Sixtymile - Grand Canyon Notes

About Exploring

Exploring is the highest calling and most noble activity for Grand Canyon hikers. Exploring doesn't mean that no one has ever been there before. It means that you haven't been there and don't know exactly what you will encounter. One of my favorite things about Harvey Butchart's books is that he doesn't give too many details.

This means that I am able to know that there is a way to get to someplace, but I don't know exactly how to find it or what the difficulties will be. Really good hikes are always a combination of using a familiar route and getting to someplace new. How many new things you decide to take on at once is up to your judgment. This is about recreation, not life and death, unless you decide to make it that way.

There are a few things to keep in mind when exploring.

Water: Do not trust springs solely on the basis that they appear on a map. Springs may exist in the season of the survey but not at other times. Other than the Colorado River, very few water sources are reliable throughout the year. One of my favorites is from George Steck's GCLH-I: "explore...FROM water, not TO water." Simple, important... never forget it!!! Also, always start your trip with plenty of water-carrying capacity. An empty bottle weighs little enough that you can always carry a couple more.

The importance of options: Exploration means the unexpected, so expect it and think about what options are available if the route seems too hazardous, the weather too hot, or the chance of a storm too great a risk. One of the group may become injured or sick, or may encounter an unexpectedly difficult place and not be willing to continue. The NPS rangers do not expect you to keep on your itinerary regardless of the consequences and will not be upset about bending the rules if you can justify your choice to some degree of reasonableness. ...Especially if it means they did not have to rescue you or go looking for your body.

Look at the map: ...Another simple recommendation... obvious, but easy to forget in the enthusiasm of the moment. Even though I am an excellent map reader I have made mistakes because I thought I knew the location and failed to confirm it by checking the map. The experience of learning from these mistakes can have a benefit: I recommend making photocopies of small sections of your planned route and sticking them in your pockets so you can consult a map more easily while on the move. Having access without the trouble of digging into your pack is easier. Also see Essential Maps.

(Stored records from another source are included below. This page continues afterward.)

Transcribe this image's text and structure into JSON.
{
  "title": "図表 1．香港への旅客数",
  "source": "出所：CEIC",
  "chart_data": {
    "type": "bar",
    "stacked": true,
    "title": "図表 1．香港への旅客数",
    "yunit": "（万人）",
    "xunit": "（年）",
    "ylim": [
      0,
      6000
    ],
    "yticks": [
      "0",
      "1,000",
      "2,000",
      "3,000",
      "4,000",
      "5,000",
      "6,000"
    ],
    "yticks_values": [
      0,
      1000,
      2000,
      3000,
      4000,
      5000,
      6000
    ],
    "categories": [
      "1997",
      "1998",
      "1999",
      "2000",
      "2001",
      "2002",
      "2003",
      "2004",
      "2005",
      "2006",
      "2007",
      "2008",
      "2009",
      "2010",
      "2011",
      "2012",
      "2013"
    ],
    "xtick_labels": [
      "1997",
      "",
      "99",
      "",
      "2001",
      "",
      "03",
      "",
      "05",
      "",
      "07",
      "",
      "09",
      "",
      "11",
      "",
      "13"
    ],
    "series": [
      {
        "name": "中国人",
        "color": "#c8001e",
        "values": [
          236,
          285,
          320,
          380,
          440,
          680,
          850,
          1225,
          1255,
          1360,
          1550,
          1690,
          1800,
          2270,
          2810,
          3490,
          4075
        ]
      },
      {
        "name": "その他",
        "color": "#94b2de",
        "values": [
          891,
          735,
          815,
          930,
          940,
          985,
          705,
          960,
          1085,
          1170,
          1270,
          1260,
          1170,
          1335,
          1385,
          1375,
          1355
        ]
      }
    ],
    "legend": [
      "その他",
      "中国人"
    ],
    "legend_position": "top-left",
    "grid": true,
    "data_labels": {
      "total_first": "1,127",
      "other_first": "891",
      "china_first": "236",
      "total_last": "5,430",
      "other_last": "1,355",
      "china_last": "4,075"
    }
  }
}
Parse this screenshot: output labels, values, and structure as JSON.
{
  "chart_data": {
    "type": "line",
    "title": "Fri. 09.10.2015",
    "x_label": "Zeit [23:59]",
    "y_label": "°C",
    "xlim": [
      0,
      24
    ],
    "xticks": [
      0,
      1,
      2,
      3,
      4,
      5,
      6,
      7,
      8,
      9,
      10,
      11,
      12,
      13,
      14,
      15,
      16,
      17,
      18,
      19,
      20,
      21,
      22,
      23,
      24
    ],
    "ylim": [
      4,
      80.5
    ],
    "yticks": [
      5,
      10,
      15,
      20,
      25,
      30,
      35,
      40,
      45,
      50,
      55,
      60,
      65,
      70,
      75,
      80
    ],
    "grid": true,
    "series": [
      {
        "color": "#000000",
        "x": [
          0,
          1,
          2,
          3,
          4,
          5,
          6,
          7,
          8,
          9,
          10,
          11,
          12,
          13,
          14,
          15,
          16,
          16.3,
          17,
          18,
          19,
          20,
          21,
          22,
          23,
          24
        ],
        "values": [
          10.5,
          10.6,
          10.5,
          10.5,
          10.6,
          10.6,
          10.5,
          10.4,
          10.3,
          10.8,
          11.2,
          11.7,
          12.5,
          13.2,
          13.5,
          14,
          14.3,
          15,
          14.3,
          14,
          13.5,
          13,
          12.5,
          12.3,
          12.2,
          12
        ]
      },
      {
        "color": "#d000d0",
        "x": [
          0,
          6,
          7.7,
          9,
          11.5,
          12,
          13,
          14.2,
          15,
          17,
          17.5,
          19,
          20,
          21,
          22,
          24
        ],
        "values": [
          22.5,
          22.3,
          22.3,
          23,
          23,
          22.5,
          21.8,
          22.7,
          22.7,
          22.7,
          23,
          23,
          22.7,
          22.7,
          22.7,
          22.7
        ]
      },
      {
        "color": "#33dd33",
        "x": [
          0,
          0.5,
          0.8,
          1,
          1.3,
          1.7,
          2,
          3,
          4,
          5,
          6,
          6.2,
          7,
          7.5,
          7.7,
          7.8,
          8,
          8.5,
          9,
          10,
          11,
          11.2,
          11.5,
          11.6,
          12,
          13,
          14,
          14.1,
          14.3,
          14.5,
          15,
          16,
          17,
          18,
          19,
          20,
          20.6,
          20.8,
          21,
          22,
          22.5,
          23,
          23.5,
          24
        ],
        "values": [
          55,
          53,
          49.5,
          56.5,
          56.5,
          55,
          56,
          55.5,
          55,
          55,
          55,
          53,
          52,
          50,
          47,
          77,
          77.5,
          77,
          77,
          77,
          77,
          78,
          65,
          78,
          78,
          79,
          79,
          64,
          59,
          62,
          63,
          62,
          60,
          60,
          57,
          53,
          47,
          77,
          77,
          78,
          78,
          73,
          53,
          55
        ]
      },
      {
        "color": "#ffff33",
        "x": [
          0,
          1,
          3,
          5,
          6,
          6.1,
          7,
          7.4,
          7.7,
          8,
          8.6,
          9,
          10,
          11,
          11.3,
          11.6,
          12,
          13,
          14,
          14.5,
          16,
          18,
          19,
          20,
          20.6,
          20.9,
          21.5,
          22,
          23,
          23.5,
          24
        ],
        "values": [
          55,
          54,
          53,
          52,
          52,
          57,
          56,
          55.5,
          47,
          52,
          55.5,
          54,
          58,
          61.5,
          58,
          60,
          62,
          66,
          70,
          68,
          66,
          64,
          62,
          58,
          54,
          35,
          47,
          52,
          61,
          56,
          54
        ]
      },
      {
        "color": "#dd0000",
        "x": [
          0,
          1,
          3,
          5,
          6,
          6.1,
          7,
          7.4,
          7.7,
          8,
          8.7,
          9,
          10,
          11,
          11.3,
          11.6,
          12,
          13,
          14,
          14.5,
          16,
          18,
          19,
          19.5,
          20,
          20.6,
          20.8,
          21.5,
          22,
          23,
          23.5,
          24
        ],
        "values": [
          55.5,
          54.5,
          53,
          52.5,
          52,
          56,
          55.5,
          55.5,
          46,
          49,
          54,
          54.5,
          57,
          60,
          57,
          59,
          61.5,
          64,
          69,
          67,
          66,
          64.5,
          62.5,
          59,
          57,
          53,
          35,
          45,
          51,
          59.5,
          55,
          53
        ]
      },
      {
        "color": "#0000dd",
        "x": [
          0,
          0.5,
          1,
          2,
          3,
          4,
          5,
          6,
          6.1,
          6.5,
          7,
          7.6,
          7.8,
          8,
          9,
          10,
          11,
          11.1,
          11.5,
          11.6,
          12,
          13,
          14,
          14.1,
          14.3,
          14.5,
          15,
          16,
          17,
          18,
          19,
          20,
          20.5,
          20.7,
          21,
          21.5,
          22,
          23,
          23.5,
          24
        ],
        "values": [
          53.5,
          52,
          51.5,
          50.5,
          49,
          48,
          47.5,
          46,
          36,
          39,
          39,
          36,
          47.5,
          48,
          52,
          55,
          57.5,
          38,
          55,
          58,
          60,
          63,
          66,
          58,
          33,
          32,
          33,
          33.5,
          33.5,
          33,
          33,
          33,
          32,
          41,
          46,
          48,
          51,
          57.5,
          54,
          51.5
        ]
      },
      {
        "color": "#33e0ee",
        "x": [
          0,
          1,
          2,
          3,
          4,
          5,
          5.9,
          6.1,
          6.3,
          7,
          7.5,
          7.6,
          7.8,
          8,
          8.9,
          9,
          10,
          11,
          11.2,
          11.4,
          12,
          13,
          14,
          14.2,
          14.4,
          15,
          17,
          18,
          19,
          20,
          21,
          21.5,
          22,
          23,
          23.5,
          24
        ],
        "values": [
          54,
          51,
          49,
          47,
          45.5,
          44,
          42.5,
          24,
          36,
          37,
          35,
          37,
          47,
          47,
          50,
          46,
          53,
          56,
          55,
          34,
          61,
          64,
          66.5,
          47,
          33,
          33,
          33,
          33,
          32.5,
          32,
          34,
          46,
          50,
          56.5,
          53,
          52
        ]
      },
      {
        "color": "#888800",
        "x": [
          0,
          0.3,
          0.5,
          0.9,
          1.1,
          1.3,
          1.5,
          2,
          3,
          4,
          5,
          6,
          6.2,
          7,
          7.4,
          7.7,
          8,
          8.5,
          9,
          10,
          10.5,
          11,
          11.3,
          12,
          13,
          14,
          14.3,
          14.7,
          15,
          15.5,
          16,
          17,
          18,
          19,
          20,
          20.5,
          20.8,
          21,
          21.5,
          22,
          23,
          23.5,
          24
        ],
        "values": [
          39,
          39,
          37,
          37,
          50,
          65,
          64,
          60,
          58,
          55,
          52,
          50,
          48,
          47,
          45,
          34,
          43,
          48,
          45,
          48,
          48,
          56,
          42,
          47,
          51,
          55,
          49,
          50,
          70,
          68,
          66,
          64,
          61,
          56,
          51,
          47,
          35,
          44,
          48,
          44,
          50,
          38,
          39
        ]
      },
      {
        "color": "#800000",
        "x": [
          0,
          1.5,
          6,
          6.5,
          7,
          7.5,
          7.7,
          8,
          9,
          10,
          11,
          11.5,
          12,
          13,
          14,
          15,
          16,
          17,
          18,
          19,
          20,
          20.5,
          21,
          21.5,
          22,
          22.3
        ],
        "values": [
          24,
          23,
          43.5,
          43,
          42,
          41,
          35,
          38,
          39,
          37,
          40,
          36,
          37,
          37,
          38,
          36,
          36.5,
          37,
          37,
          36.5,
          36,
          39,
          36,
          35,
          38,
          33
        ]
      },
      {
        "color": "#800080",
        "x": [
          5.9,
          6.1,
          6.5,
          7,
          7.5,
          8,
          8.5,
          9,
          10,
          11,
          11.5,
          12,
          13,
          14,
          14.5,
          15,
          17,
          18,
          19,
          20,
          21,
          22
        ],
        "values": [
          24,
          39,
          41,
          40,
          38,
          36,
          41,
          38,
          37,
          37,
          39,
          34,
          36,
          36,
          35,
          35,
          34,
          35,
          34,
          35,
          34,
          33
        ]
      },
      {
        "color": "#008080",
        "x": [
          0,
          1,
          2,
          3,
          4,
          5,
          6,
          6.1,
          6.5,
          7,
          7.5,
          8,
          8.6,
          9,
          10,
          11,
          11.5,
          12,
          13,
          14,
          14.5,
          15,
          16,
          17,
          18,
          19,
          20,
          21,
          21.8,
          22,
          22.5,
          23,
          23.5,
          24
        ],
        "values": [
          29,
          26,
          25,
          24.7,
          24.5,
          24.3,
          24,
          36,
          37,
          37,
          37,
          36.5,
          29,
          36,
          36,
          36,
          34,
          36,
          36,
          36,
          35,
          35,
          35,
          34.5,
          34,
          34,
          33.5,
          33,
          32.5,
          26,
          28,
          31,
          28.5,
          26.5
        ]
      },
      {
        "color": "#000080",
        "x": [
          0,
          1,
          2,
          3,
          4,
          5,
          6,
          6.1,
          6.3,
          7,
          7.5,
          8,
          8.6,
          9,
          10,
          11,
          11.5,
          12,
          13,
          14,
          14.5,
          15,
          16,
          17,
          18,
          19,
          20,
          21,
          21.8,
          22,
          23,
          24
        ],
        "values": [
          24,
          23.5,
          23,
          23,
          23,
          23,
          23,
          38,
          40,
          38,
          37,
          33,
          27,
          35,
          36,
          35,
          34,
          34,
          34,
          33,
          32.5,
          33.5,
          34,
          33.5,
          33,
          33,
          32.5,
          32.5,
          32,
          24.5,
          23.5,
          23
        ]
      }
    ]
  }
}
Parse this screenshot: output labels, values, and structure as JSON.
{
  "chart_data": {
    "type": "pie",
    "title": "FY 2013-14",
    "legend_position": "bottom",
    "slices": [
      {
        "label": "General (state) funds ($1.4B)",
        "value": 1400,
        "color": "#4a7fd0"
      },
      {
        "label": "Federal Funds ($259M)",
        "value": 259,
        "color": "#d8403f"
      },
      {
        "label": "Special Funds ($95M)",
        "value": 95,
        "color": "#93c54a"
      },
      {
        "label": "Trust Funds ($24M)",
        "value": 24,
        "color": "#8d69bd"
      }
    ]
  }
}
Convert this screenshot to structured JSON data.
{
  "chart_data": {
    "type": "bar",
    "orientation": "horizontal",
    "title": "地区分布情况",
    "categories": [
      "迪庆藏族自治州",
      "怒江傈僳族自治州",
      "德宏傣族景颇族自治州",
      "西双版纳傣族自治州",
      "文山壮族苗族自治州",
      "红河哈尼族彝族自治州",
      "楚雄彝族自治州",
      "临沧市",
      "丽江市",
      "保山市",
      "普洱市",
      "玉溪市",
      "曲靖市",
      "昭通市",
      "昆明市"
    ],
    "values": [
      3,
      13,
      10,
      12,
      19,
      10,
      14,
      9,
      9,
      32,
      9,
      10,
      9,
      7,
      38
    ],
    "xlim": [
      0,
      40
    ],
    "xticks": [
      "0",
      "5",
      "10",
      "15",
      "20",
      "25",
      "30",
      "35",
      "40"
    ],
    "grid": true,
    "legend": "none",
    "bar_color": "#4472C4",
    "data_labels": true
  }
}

Look behind you: You may have to return by the same way even if that is not your plan, so make sure you can follow your route in either direction. I'm better about this when I am the trip leader than when I am following someone else's lead. (See Hazards and Risks on the Leaderless Hike)

Use your equipment well: It can be quite unpleasant to put up shelter in the rain. If you are not obsessed with having a tent (I'm most often obsessed with not having one), make sure the location you have chosen for camp will facilitate shelter. ...Rocks, shrubs, and overhanging branches for anchors, and where runoff will not flow through or collect. There are lots of stories where people had enough clothing to keep warm but didn't wear it; had enough water bottles but didn't fill them; had enough water but didn't drink it.

Streambeds are dangerous places: It's always so convenient and often tempting... but never, ever camp in a creekbed or wash unless the sky is clear and the weather stable. When hiking a narrow canyon in the daytime, study the map so that you know the extent of the drainage you are in, and stay alert to the weather. Most drainages from the South Rim carry runoff only from below the rim. Most drainages from the North Rim drain a very large area above the rim that you cannot see.

Use of cairns: Cairns, ducks and trail markers can be a subject of controversy. Some people are offended to see a trail marker they think is not needed, and there is room for difference of opinion. It's true that as more markers appear over time it can detract from the sense of wilderness. The other side of this is that markers can be a great help to someone unsure of the way, or unsure that a way even exists. And it can help reduce multiple trailing, assuming that there aren't multiple trails marked by ducks... and this does occur. If you don't like to see a duck somewhere, or think it wrongly placed, you can knock it over. If you think a marker is needed, you can put one up. It's basic freedom of choice and expression. On the other hand, use of paint, as has recently appeared along the Escalante Route, is completely unacceptable.

The Global Positioning System: Now I am going to be obstinate and give an opinion which will probably lead to some serious disagreement. Hiking with a GPS is not exploring. Hiking by following a list of way-points derived from a map or obtained from someone else lacks any sense of adventure and (for me) is not even fun. Neither will hiking with a GPS assure that you will not get lost. A GPS is sometimes useful above the rim to connect with an obscure access or to locate your vehicle, but that's the most that I will concede on this point. Landforms in Grand Canyon are on such a large scale that it is difficult to be lost in the sense of not knowing where you are, but it is easy enough to know where you are and be in the wrong place. If you find you can't consistently identify your location by landform reference then I recommend doing your exploring with someone who can.